“From an intellectual point of view, hermeneutics, the philosophy of interpretation, is a position that has widely benefited from the WikiLeaks revelations, because they have confirmed that truth is an effect of interpretation rather than its cause. Much more significant than a “truth” are its consequences, that is, how we deal with its revelations and what they are worth.” — Santiago Zabala
Recently, the Al Jazeera English website ran “Nietzsche on WikiLeaks,” an article by CUP author Santiago Zabala, in their Opinion section. in this article, Zabala, ICREA Research Professor of Philosophy at the University of Barcelona, author of, among other works, The Remains of Being: Hermeneutic Ontology After Metaphysics and coauthor with Gianni Vattimo of Hermeneutic Communism: From Heidegger to Marx, looks at Julian Assange’s organization and the documents that it has published through the thought of Friedrich Nietzsche.
Zabala begins by reasserting Nietzsche’s importance to modern philosophical thought:
Without him, we would not have had Jacques Derrida’s deconstructionism, Richard Rorty’s neopragmatism, or Gianni Vattimo’s weak thought; for these and many other distinguished philosophers, Nietzsche’s idea that truths are “illusions about which one has forgotten that this is what they are” brought about the recognition that we live in an age of interpretation where, as the German master himself stated, “there are no facts, only interpretations, and this is also an interpretation”.

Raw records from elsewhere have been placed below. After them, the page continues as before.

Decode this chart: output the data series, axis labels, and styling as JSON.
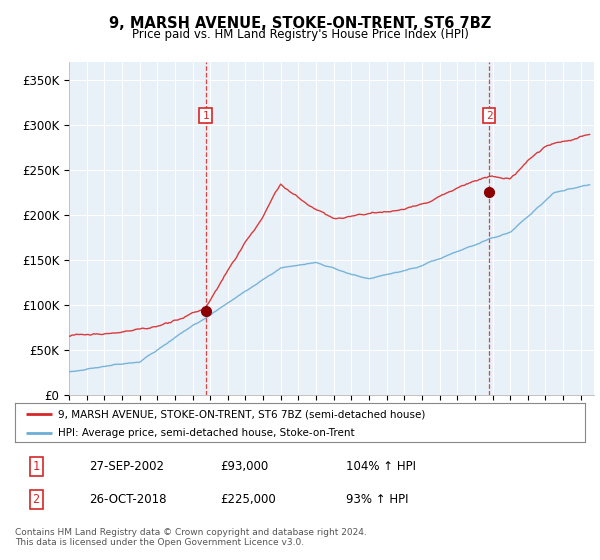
{
  "title": "9, MARSH AVENUE, STOKE-ON-TRENT, ST6 7BZ",
  "subtitle": "Price paid vs. HM Land Registry's House Price Index (HPI)",
  "background_color": "#e8f0f8",
  "ylabel_ticks": [
    "£0",
    "£50K",
    "£100K",
    "£150K",
    "£200K",
    "£250K",
    "£300K",
    "£350K"
  ],
  "ytick_values": [
    0,
    50000,
    100000,
    150000,
    200000,
    250000,
    300000,
    350000
  ],
  "ylim": [
    0,
    370000
  ],
  "xlim_start": 1995.0,
  "xlim_end": 2024.75,
  "legend_entry1": "9, MARSH AVENUE, STOKE-ON-TRENT, ST6 7BZ (semi-detached house)",
  "legend_entry2": "HPI: Average price, semi-detached house, Stoke-on-Trent",
  "sale1_date": 2002.74,
  "sale1_price": 93000,
  "sale1_label": "1",
  "sale2_date": 2018.81,
  "sale2_price": 225000,
  "sale2_label": "2",
  "transaction_table": [
    [
      "1",
      "27-SEP-2002",
      "£93,000",
      "104% ↑ HPI"
    ],
    [
      "2",
      "26-OCT-2018",
      "£225,000",
      "93% ↑ HPI"
    ]
  ],
  "footer": "Contains HM Land Registry data © Crown copyright and database right 2024.\nThis data is licensed under the Open Government Licence v3.0.",
  "hpi_color": "#6baed6",
  "price_color": "#d62728",
  "sale_marker_color": "#8b0000",
  "vline_color": "#d62728",
  "box_color": "#d62728"
}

This quote remains central to Zabala’s argument, as he believes that Nietzsche would have seen value not in the objective facts revealed by WikiLeaks, but rather in the way that these facts change our views of what is happening in the world.

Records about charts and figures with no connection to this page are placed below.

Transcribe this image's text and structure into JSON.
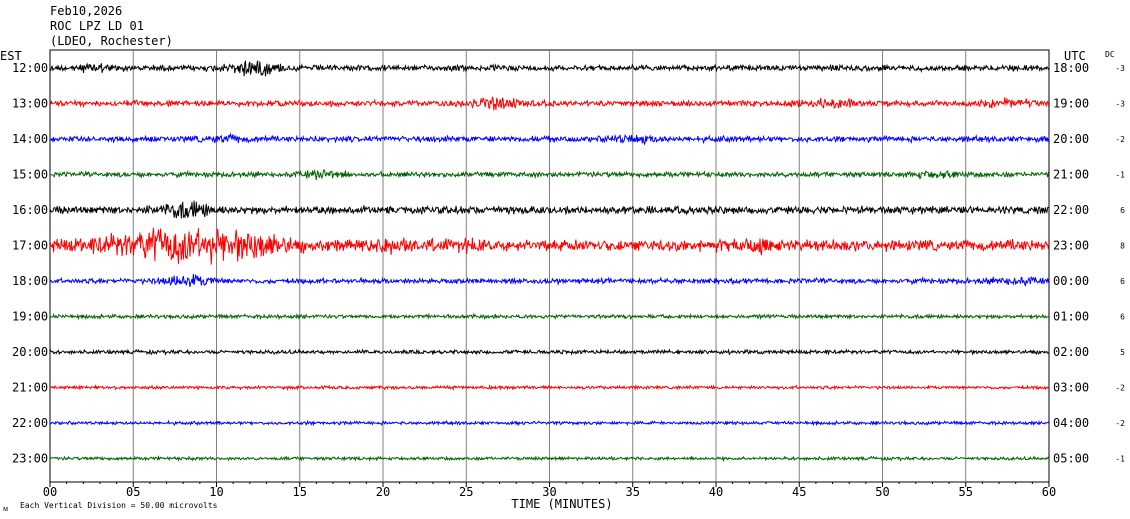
{
  "header": {
    "date": "Feb10,2026",
    "station": "ROC LPZ LD 01",
    "network": "(LDEO, Rochester)"
  },
  "chart_data": {
    "type": "line",
    "title": "ROC LPZ LD 01",
    "left_axis_label": "EST",
    "right_axis_label": "UTC",
    "dc_label": "DC",
    "xlabel": "TIME (MINUTES)",
    "x_ticks": [
      "00",
      "05",
      "10",
      "15",
      "20",
      "25",
      "30",
      "35",
      "40",
      "45",
      "50",
      "55",
      "60"
    ],
    "xlim": [
      0,
      60
    ],
    "grid": "vertical every 5 minutes",
    "footer": "Each Vertical Division =   50.00 microvolts",
    "trace_colors": [
      "#000000",
      "#ff0000",
      "#0000ff",
      "#006400"
    ],
    "rows": [
      {
        "est": "12:00",
        "utc": "18:00",
        "dc": "-3",
        "color": "#000000",
        "rel_amplitude": 0.45,
        "events": [
          {
            "minute": 12.2,
            "rel_amplitude": 1.6
          },
          {
            "minute": 2.8,
            "rel_amplitude": 0.9
          }
        ]
      },
      {
        "est": "13:00",
        "utc": "19:00",
        "dc": "-3",
        "color": "#ff0000",
        "rel_amplitude": 0.45,
        "events": [
          {
            "minute": 27.0,
            "rel_amplitude": 1.1
          },
          {
            "minute": 46.7,
            "rel_amplitude": 1.1
          },
          {
            "minute": 57.5,
            "rel_amplitude": 0.9
          }
        ]
      },
      {
        "est": "14:00",
        "utc": "20:00",
        "dc": "-2",
        "color": "#0000ff",
        "rel_amplitude": 0.45,
        "events": [
          {
            "minute": 35.0,
            "rel_amplitude": 0.9
          },
          {
            "minute": 10.5,
            "rel_amplitude": 0.8
          }
        ]
      },
      {
        "est": "15:00",
        "utc": "21:00",
        "dc": "-1",
        "color": "#006400",
        "rel_amplitude": 0.4,
        "events": [
          {
            "minute": 16.5,
            "rel_amplitude": 0.8
          },
          {
            "minute": 53.3,
            "rel_amplitude": 0.8
          }
        ]
      },
      {
        "est": "16:00",
        "utc": "22:00",
        "dc": "6",
        "color": "#000000",
        "rel_amplitude": 0.6,
        "events": [
          {
            "minute": 8.3,
            "rel_amplitude": 1.6
          }
        ]
      },
      {
        "est": "17:00",
        "utc": "23:00",
        "dc": "8",
        "color": "#ff0000",
        "rel_amplitude": 0.9,
        "events": [
          {
            "minute": 8.3,
            "rel_amplitude": 3.2
          },
          {
            "minute": 12.5,
            "rel_amplitude": 1.5
          },
          {
            "minute": 20.5,
            "rel_amplitude": 1.4
          },
          {
            "minute": 24.5,
            "rel_amplitude": 1.3
          },
          {
            "minute": 42.5,
            "rel_amplitude": 1.4
          }
        ]
      },
      {
        "est": "18:00",
        "utc": "00:00",
        "dc": "6",
        "color": "#0000ff",
        "rel_amplitude": 0.4,
        "events": [
          {
            "minute": 8.3,
            "rel_amplitude": 1.2
          },
          {
            "minute": 58.0,
            "rel_amplitude": 0.8
          }
        ]
      },
      {
        "est": "19:00",
        "utc": "01:00",
        "dc": "6",
        "color": "#006400",
        "rel_amplitude": 0.3,
        "events": []
      },
      {
        "est": "20:00",
        "utc": "02:00",
        "dc": "5",
        "color": "#000000",
        "rel_amplitude": 0.3,
        "events": []
      },
      {
        "est": "21:00",
        "utc": "03:00",
        "dc": "-2",
        "color": "#ff0000",
        "rel_amplitude": 0.25,
        "events": []
      },
      {
        "est": "22:00",
        "utc": "04:00",
        "dc": "-2",
        "color": "#0000ff",
        "rel_amplitude": 0.25,
        "events": []
      },
      {
        "est": "23:00",
        "utc": "05:00",
        "dc": "-1",
        "color": "#006400",
        "rel_amplitude": 0.25,
        "events": []
      }
    ]
  }
}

Among the first things Nietzsche would probably point out is that the WikiLeaks revelations have not rendered us more free but, on the contrary, show how framed we are and continue to be. The objective facts revealed have not changed the world – but instead invited us to become more suspicious than we already were. While there have been some consequences for specific politicians involved in these revelations, they have been minor considering the truth they exposed. It seems that the more insight we possess into a fact, truth, or origin “the less significant,” as Nietzsche once said, “does the origin appear”.
But why? For example, if we look at the revelations about Anna Politkovskaya’s death, instead of becoming evidence of who ordered the murder, they become confirmations of our initial suspicions of the official truth. Our suspicion is confirmed, not the truth. Nevertheless, being suspicious does not necessarily imply a relativist outcome or demand an end to all of our beliefs; rather, it encourages us to become increasingly involved in history. But is it possible to believe in any information at all when we know it is never disinterested and objective, if it’s even true at all?
Zabala finds that Nietzsche’s idea of the the overman comes in handy when dealing with a world in which suspicions force us to question the objective truth of any information we encounter:
Nietzsche’s figure of the overman comes in handy here, because he is capable of realising himself as such, that is, of living his interpretation of the world without needing to believe that it is “true”. In an age such as ours, where important objective truths have been revealed, but remain ineffective because of the interests of the powerful, it’s necessary to manage this conflict of information in such a way as to become involved without taking sides. But how is this possible, and who can stand this conflict of the will to power?
According to Nietzsche, the capable ones will not be the most violent and objectively powerful, as is often believed, but rather “the most moderate, those who have no need of extreme articles of faith… and who can think of man with a considerable moderation of his value and not therefore become small and weak”. Indeed, the bisheriger Mensch, that is, the human being as he has been until now, will continue to have violent reactions and severe neuroses like dogs that have “for too long been kept on the leash”. In sum, the overman becomes an original interpreter, not for theoretical reasons, as if he found a truer word, but rather for existential ones.
In the end, Zabala believes that the revelations of WikiLeaks by themselves have no power to change anything. However, the reactions that they provoke could potentially “set us free”:
In sum, the effects of Assange’s action turned out to be similar to the goals of various protests that began in Barcelona and spread through the world last year. The protesters’ plan was not simply to expose the truth but rather to point out that it is artificial, manufactured, and oppressive. Truth will not set us free, but its consequences might – if we learn to interpret them without great expectations.